Here’s How the Brain Solves your Problems while You Sleep
A bit like the pieces of a puzzle that slowly find their correct position, providing a unique and understandable image, in the same way, both REM and non-REM sleep helps creative thinking to solve problems.
This fascinating aspect of sleep has been investigated by Cardiff University scientists who have studied the way in which REM and non-REM sleep work together to help us solve everyday problems.
The influence of sleep for creative thinking seems to have been ascertained, even if the role has not yet been understood and which stage is useful in this sense. And this is what the British researchers have tried to discover, who have developed a theory to explain how REM sleep and cannot facilitate the resolution of creative problems in different but complementary ways.
The sleeping brain goes through a non-REM and REM sleep cycle every 90 minutes or so. Over the course of one or more nights, the hippocampus and the cortex are repeatedly synchronized and decoupled, and this sequence of abstraction and connection is repeated.
The memories stored by the hippocampus are reproduced during non-REM sleep and, when we find similarities between them, this information is stored in the cortex. Since the hippocampus and cortex are in close communication during this stage, Lewis and his co-authors think that the hippocampus controls in some way what is being reproduced. This area of the brain prefers to reproduce similar or thematically linked elements and encourages us to find these connections and use them to create patterns.
“Suppose you take a puzzle where you have all the information needed to solve it, but you can not because you’re stuck”, says the lead author Penny Lewis, professor at the School of Psychology at Cardiff University. “You may think that you already have all the memories you need, but you have to put them together, creating links between them, integrating aspects that you are not integrating”
According to the scientists, this type of restructuring often takes place while we sleep, so Lewis and his co-authors have drawn on the scientific literature on the subject, combining it with physiological and behavioral data, with the aim of creating a model of what could happen during each phase of the sleep.
Based on what has been discovered, non-REM sleep helps organize information into useful categories, while REM allows you to go beyond these categories by creating unexpected connections. During REM sleep, on the other hand, the hippocampus and cortex do not seem to be synchronized.
Thus, Lewis’s team hypothesizes that the cortex at that stage is free to reproduce memories in any combination, regardless of whether they are similar. In fact, surprising connections are created.
To explain it simply, scientists at Cardiff University took Earnest Rutherford’s discovery of the structure of an atom as an example. The scientist had based his project on something that might have seemed unrelated: the solar system.

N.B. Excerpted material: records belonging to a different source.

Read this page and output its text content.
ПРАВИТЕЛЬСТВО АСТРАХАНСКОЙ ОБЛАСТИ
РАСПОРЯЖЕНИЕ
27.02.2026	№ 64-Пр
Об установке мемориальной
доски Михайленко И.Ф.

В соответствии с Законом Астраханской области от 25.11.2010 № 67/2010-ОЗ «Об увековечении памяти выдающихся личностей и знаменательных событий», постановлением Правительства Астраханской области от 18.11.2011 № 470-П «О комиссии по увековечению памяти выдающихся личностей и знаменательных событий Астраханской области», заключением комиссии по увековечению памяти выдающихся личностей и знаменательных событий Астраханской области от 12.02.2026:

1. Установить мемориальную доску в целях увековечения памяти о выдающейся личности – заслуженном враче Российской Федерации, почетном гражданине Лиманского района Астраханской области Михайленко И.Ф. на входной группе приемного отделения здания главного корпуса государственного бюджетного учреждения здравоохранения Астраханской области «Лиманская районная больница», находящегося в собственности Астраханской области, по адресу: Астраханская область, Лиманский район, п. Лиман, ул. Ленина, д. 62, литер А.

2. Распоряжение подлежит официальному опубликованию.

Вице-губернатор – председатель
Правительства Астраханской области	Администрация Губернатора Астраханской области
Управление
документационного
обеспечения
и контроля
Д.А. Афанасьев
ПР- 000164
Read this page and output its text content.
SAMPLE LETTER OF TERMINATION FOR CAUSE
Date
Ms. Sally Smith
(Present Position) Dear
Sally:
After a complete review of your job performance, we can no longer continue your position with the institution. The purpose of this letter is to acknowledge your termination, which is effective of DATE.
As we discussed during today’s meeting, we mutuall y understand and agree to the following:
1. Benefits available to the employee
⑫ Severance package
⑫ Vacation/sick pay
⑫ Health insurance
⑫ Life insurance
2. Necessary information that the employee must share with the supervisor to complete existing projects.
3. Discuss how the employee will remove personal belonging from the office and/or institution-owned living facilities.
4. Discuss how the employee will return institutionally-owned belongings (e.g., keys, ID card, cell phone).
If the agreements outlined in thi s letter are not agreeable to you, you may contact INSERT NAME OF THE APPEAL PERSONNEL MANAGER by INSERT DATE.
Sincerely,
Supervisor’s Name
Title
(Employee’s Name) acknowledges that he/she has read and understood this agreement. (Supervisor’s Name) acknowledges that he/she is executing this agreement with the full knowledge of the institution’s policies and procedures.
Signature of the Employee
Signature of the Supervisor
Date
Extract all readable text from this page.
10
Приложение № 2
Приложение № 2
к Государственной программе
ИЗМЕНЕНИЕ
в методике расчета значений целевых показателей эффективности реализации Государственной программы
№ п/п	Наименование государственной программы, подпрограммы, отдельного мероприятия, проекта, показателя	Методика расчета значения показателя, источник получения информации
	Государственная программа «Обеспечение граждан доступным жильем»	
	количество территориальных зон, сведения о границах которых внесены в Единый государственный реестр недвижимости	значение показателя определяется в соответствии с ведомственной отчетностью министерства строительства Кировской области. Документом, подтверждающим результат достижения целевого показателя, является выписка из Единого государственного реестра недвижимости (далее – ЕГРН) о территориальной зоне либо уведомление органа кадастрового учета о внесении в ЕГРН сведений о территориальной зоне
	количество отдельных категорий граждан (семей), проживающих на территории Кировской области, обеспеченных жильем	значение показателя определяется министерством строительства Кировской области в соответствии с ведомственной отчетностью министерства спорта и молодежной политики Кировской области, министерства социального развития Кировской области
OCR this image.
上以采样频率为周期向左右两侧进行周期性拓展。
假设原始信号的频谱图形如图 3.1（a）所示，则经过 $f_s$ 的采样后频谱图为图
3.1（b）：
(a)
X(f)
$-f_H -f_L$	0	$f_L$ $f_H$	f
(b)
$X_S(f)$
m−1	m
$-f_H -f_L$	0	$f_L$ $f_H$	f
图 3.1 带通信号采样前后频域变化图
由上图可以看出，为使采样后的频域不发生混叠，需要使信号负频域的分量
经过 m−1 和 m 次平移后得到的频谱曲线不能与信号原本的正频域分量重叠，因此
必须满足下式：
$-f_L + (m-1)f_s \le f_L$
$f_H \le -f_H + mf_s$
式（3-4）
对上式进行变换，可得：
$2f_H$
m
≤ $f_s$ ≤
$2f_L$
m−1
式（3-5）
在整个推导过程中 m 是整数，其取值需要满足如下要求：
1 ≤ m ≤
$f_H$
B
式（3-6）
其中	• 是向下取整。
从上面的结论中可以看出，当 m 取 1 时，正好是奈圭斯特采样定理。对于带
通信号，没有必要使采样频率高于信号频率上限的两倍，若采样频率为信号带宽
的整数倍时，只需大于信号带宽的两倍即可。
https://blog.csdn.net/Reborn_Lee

According to the model proposed by Lewis and his team, Rutherford’s knowledge of atoms and solar systems would have been divided into different patterns during non-REM sleep. Then, during REM sleep, the memories of the atoms would have been reproduced together with those of the solar system, allowing an overlap between them and the subsequent application of the scheme to the work of the scientist.
In practice, how does this theory translate? If we have a difficult problem to solve, let’s allow ourselves enough nights of sleep, especially if we’re working on something that requires us to think outside the box.
The study was published on Cell .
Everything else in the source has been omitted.